A team of researchers from the UK’s NHS and University of Bristol have identified a new, rare blood group system. 

The discovery (published in the laconically named journal Blood) solves a mystery spanning decades, characterizing the genetic variants behind a new blood group — previously unknown mutations that cost the lives of two babies born to mothers whose blood was in the group.

“Discovering the genetic basis of blood groups allows us to develop new tests to identify those with uncommon blood groups, with the aim of providing the best possible care for even the rarest of patients,” Nicole Thornton, head of red cell reference at the NHS’s International Blood Group Reference Laboratory, said in a statement.

Blood types — A, B, AB, and O — are further broken down into blood groups.

Blood groups (and why they matter): Time for a quick, seasonally-appropriate crash course in all things sanguineous. 

You’re no doubt familiar with blood types: A, B, AB, and O. 

Those types are further specified using the presence or absence of sugars and proteins on the blood cell’s surface that antibodies can recognize, called antigens. Specific constellations of antigens make up a blood group. You likely recognize two of these blood groups, ABO and Rh — plus and minus.

But there’s many more; the new one, Er, is the 44th blood group to be discovered, WIRED’s Chris Baraniuk reported.

When there’s a mismatch between people’s blood groups, the immune system sees these transfused blood cells as invaders, and reacts — creating antibodies called “alloantibodies” and leading to potentially life-threatening transfusion reactions.

According to the University of Bristol, alloantibodies were present in the children of the two mothers who were in the rare Er blood group, and were associated with the loss of the babies, a cruel reminder of the importance of identifying as many blood groups as possible. 

While having Er antigens that could lead to alloantibodies appears to be quite rare, “if you do, it’s something you want to know about,” Neil Avent, a University of Plymouth blood researcher not involved in the study, told Baraniuk.

When there’s a mismatch between people’s blood, the immune system sees these transfused blood cells as invaders.

Solving the mystery: The first inkling that a rare, unknown blood group may be out there was found in a blood sample in 1982, WIRED reported.

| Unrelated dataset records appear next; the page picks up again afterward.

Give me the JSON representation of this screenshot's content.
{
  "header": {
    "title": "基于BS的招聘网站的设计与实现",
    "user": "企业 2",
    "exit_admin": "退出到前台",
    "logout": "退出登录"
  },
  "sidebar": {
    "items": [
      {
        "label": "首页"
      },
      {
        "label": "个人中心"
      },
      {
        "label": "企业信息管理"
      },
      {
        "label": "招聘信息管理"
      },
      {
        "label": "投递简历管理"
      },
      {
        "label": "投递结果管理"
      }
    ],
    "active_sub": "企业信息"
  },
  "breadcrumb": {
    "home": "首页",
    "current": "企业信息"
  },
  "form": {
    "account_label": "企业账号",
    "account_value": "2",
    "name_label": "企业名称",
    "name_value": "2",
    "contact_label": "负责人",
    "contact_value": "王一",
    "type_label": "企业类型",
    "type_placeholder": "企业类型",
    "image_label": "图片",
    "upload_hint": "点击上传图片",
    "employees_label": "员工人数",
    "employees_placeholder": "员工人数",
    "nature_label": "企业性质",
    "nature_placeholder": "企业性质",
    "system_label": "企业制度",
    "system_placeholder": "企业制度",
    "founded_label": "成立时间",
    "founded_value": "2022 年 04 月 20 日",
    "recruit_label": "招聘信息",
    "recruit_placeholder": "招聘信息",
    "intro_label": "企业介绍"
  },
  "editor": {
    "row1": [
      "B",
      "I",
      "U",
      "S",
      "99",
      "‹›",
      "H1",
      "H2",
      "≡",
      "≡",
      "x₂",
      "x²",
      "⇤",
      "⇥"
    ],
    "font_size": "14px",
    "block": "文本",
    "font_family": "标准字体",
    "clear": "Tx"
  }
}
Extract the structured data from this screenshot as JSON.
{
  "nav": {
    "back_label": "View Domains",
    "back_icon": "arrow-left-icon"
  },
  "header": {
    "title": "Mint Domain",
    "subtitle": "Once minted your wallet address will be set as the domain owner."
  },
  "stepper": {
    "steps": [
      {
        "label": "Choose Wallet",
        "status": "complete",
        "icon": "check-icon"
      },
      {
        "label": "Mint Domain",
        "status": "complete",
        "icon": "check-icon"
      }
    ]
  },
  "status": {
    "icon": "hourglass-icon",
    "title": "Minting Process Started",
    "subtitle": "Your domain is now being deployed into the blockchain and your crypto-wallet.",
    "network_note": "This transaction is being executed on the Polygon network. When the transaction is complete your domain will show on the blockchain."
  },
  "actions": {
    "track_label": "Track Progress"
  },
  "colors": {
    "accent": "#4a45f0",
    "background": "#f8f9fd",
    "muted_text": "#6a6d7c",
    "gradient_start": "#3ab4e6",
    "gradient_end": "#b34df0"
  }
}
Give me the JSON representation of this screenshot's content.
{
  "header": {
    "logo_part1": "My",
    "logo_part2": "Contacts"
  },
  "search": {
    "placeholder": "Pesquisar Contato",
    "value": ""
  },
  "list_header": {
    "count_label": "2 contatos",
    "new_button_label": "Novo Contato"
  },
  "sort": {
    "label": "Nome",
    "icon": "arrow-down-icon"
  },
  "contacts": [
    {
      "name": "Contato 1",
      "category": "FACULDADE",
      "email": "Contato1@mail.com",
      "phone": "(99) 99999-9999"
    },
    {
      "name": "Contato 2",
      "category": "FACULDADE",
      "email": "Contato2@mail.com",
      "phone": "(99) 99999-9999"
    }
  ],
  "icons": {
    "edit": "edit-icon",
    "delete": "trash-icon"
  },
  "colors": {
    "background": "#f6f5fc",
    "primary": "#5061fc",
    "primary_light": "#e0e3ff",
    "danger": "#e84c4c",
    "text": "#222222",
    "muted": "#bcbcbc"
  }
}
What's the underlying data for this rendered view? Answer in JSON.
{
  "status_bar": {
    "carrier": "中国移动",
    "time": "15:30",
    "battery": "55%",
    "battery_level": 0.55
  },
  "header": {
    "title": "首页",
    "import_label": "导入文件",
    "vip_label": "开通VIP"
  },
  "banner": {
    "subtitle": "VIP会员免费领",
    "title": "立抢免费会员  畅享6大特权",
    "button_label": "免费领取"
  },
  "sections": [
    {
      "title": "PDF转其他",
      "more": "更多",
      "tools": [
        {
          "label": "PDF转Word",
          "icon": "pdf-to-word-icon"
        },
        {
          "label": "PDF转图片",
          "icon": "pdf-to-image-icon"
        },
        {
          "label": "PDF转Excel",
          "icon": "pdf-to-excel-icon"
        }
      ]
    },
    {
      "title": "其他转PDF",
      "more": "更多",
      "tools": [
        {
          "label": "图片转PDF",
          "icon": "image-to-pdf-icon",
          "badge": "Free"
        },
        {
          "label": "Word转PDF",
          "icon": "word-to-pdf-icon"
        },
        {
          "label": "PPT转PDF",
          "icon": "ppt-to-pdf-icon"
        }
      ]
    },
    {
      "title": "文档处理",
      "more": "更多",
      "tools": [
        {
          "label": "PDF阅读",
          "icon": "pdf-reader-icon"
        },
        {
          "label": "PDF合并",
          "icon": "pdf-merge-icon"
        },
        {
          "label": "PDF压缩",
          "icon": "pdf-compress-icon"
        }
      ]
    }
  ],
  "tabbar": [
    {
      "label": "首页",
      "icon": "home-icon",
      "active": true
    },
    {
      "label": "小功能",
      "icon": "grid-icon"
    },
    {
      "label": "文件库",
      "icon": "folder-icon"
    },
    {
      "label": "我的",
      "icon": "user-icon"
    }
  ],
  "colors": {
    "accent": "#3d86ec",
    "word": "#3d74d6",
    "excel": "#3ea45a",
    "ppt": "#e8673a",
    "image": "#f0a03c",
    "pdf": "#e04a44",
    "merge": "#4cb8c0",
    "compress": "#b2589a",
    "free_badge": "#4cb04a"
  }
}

In the early 80s, there wasn’t much that could be done beyond that; they had an antibody to a mystery blood group, and that was about it.

Over the decades, the antibody popped up in samples, but only rarely — by the time NHS’s Thornton and her Bristol colleagues decided to hunt down the cause, they only had 13 samples to analyze.

The researchers thought that a protein on red blood cells called Piezo1 may have been the culprit. Using a technique that allowed all of their DNA gene-coding sequences to be analyzed at the same time, the team noticed that changes in the gene for Piezo1 would cause the protein to look different on the blood cell. 

Using gene editing, the team was able to remove and insert Piezo1 into cells in vitro to show alloantibodies stuck to the protein, proving it was responsible and making Er an officially defined blood group.

“It was something you couldn’t have done a few years ago,” study coauthor Ash Toye, a professor of cell biology at Bristol, told Baraniuk.

The team were able to classify three blood groups, while also discovering two new and extra rare ones, solving a decades-old mystery.

Finding closure and saving lives: The team were able to classify three groups, called Era, Erb, and Er3, while also discovering two new and extra rare ones: Er4 and Er5, which were implicated in the loss of the two babies. 

“This discovery solves the 30 year plus mystery of the genetic background of this blood group system but the most important consideration for us, in investigating these cases, was to be able to provide answers to two mothers who tragically lost their babies,” Thornton said in the statement.

“The more we know about such rare blood group variations, along with the ability to be able to test for and identify them, the better care we are able to offer to such patients in the future.”